Infra‑realism, as I envision it, produces a deliberate emotive austerity through which the philosophical weight of the text can be felt directly in the cinematic form. This approach stands in conscious contrast to the history of the Indian mythological genre, which, beginning with Dadasaheb Phalke, gradually transformed religious narratives into popular entertainment, often reducing their philosophical depth to spectacle and amusement. Over time, this tendency intensified, reaching an almost excessive level of melodramatic display in films such as Jai Santoshi Ma (1975) and continuing in many contemporary mythological productions that rely heavily on artificial visual effects and ornamental grandiosity.

Against this lineage of accumulation, amplification and sensory overload, the infra‑realist mode in my films attempts to return these narratives to their contemplative and philosophical core. Rather than amplifying emotion, it pares expression down, moving toward an aesthetic of restraint that operates at the opposite end of the spectrum from melodramatic excess. This austerity is not meant to diminish the text but to reveal its inner substance by removing the layers of dramatisation that have obscured it. Through infra‑realism, the cinematic form becomes a space where the essential concerns of the narrative can resonate with clarity, unburdened by spectacle and where the viewer is invited to engage with the philosophical essence of the text rather than its performative embellishments.

Q

You consider G. Aravindan as one of the great filmmakers in India.  So, I am tempted to compare Meghnad Badh Kavya with his Kanchana Sita (1977). Both films are radical subversions of Ramayana. Aravindan focused on Rama’s interiorised guilt and the search for the feminine principle, while you focus on the tragic hero Meghnad and the collapse of moral binaries. Do you see Meghnad Badh Kavya as a 'spiritual successor' to the slow, meditative cinema of the 1970s, or are you trying to break away from the lyrical beauty of Aravindan’s work toward something more brutal and archaeological?  

A

My film does not aspire to extend Aravindan’s lyrical tradition, nor does it attempt to inhabit the meditative aesthetic of the 1970s. Instead, my attempt is different both in method and in epistemological orientation. Aravindan’s cinema is rooted in a quiet lyricism that absorbs the landscape into the emotional interiority of the characters. My work, on the other hand, produces an intentional austerity of performance and affect. If Aravindan’s slowness opens toward the poetic, my cinema moves toward the disjunctural.

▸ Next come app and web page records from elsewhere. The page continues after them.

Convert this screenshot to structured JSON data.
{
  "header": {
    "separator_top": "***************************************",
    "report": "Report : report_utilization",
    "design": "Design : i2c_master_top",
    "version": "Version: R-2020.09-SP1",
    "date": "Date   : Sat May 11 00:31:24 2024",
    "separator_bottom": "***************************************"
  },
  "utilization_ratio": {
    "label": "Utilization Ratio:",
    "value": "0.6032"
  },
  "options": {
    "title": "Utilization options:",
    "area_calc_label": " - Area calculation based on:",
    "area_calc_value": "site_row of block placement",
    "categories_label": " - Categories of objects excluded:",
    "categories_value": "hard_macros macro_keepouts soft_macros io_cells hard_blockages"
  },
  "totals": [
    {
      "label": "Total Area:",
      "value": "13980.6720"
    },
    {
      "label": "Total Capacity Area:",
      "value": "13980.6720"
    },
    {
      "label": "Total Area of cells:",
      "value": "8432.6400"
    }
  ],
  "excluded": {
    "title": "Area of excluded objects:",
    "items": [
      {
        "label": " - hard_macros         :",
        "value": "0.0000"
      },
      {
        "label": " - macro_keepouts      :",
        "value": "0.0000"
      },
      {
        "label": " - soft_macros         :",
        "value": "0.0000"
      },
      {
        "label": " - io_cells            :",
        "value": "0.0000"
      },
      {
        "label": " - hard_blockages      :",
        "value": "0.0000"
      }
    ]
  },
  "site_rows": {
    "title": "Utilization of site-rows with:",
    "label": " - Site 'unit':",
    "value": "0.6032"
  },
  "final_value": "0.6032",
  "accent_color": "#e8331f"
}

For me the Ramayana is not a stable narrative but a deep stratigraphy of texts, reinterpretations, ruptures and cultural sedimentation. I read the epic as a palimpsest in which layers of meaning exist simultaneously. This is why Meghnad Badh Kavya enters into the Ramayana at the level of fracture rather than continuity. I am not interested in preserving the epic’s lyricism but in investigating its contradictions. Dutt’s 19th century epic poem already destabilises the moral binaries of the Ramayana by humanising both Rama and Ravana, and my film pushes that destabilisation further. It is not the story that interests me; it is the collapse of certainty. Aravindan sought the feminine principle through a gentle philosophical lyricism. My work is pursuing something far more austere: the tragic interiority of Meghnad, the moral ambiguity of Ravana, the vulnerability of Rama and the philosophical density that Dutt embedded in the dialogical core of his poem.

Where Aravindan softens the epic into meditative reflection, I strip away narrative flesh and leave only bone, earth,and space. In that sense, I would not say I am following Aravindan or breaking from him. Rather, we are approaching the Ramayana from two entirely different philosophical directions. Aravindan moves towards the poetic soul of the epic, mine is toward its fragmented structure, its ruptured ethical architecture and the dissonances that lie hidden beneath the surface of the text. The affinity between our works lies not in continuity but in our shared refusal to treat the Ramayana as a monolithic narrative. Beyond that, the paths diverge sharply. My film is less a successor and more an interrogation that brings to the surface what has long been subdued: the philosophical, ethical and affective tensions that make the epic what it truly is.